/Electricity-Fraud-Detection

Primary LanguageJupyter NotebookMIT LicenseMIT

Electricity Consumption and Fraud Detection in China

This project is focused on using machine learning techniques to identify fraudulent electricity consumption in a population in China. The dataset used for this project contains information on the electricity consumption of individuals in the population and whether or not they have been labeled as fraudulent.

Dataset ( Contact me if you want the Dataset used )

The dataset used for this project contains the following features:

  • id: unique identifier for each individual
  • date: each date colum represents the day the data was preleved in.
  • label: whether or not the individual has been labeled as fraudulent (1 = fraud, 0 = not fraud)
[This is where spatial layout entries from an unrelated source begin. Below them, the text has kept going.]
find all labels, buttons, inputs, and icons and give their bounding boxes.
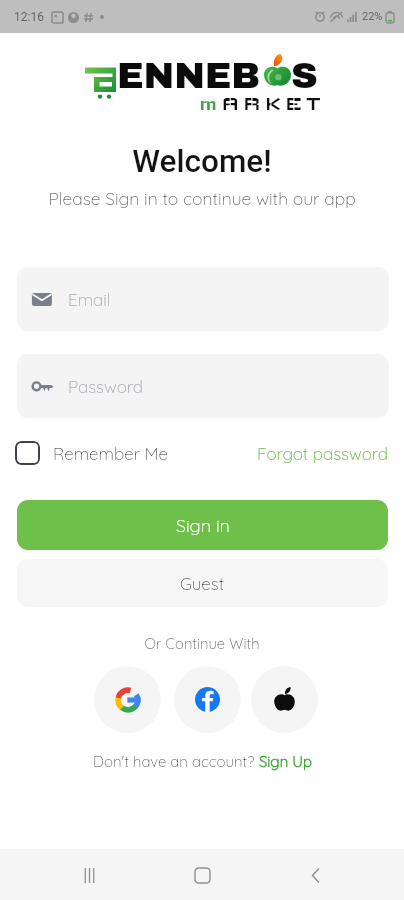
- button[interactable]: Password: [17, 354, 389, 418]
- staticText: Don't have an account?: [93, 752, 259, 771]
- staticText: Email: [68, 289, 111, 310]
- staticText: Sign in: [176, 514, 230, 537]
- staticText: Or Continue With: [0, 634, 404, 653]
- button[interactable]: Guest: [17, 559, 388, 607]
- button[interactable]: Back: [291, 851, 339, 899]
- staticText: 12:16: [14, 10, 44, 24]
- button[interactable]: Sign Up: [259, 752, 312, 771]
- button[interactable]: Sign in: [17, 500, 388, 550]
- staticText: 22%: [362, 10, 383, 23]
- button[interactable]: Email: [17, 267, 389, 331]
- staticText: S: [291, 56, 318, 96]
- staticText: Welcome!: [0, 143, 404, 180]
- staticText: m: [199, 94, 222, 114]
- staticText: Password: [68, 376, 143, 397]
- staticText: ENNEB: [117, 56, 260, 96]
- button[interactable]: Sign in with Apple: [251, 666, 318, 733]
- button[interactable]: Home: [178, 851, 226, 899]
- staticText: Guest: [180, 573, 225, 594]
- button[interactable]: Remember Me: [15, 441, 169, 465]
- button[interactable]: Sign in with Google: [94, 666, 161, 733]
- button[interactable]: Recents: [65, 851, 113, 899]
- staticText: Please Sign in to continue with our app: [0, 187, 404, 209]
- button[interactable]: Sign in with Facebook: [174, 666, 241, 733]
- button[interactable]: Forgot password: [257, 443, 388, 464]
- staticText: ARKET: [222, 94, 326, 114]
- staticText: Remember Me: [53, 443, 169, 464]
The dataset contains 10,000 observations.

Exploratory Data Analysis

Before building any models, we performed exploratory data analysis to gain insights into the dataset. We visualized the distribution of the consumption feature and found that it was positively skewed, indicating that the majority of individuals consume less electricity than the average.

We also looked at the distribution of the label feature and found that there were significantly more non-fraudulent individuals than fraudulent individuals in the dataset.

Machine Learning Models

We used several machine learning models to predict whether or not an individual was fraudulent based on their electricity consumption. The models used were:

  • K-nearest neighbour
  • Logostic Regression
  • Support Vector Machines (SVM)
  • XGBOOST

Conclusion

In this project, we used machine learning techniques to identify fraudulent electricity consumption in a population in China. We found that the Random Forest model performed the best in predicting fraud, with an accuracy of 90%. This could be used to help identify individuals who are committing fraud and take appropriate action.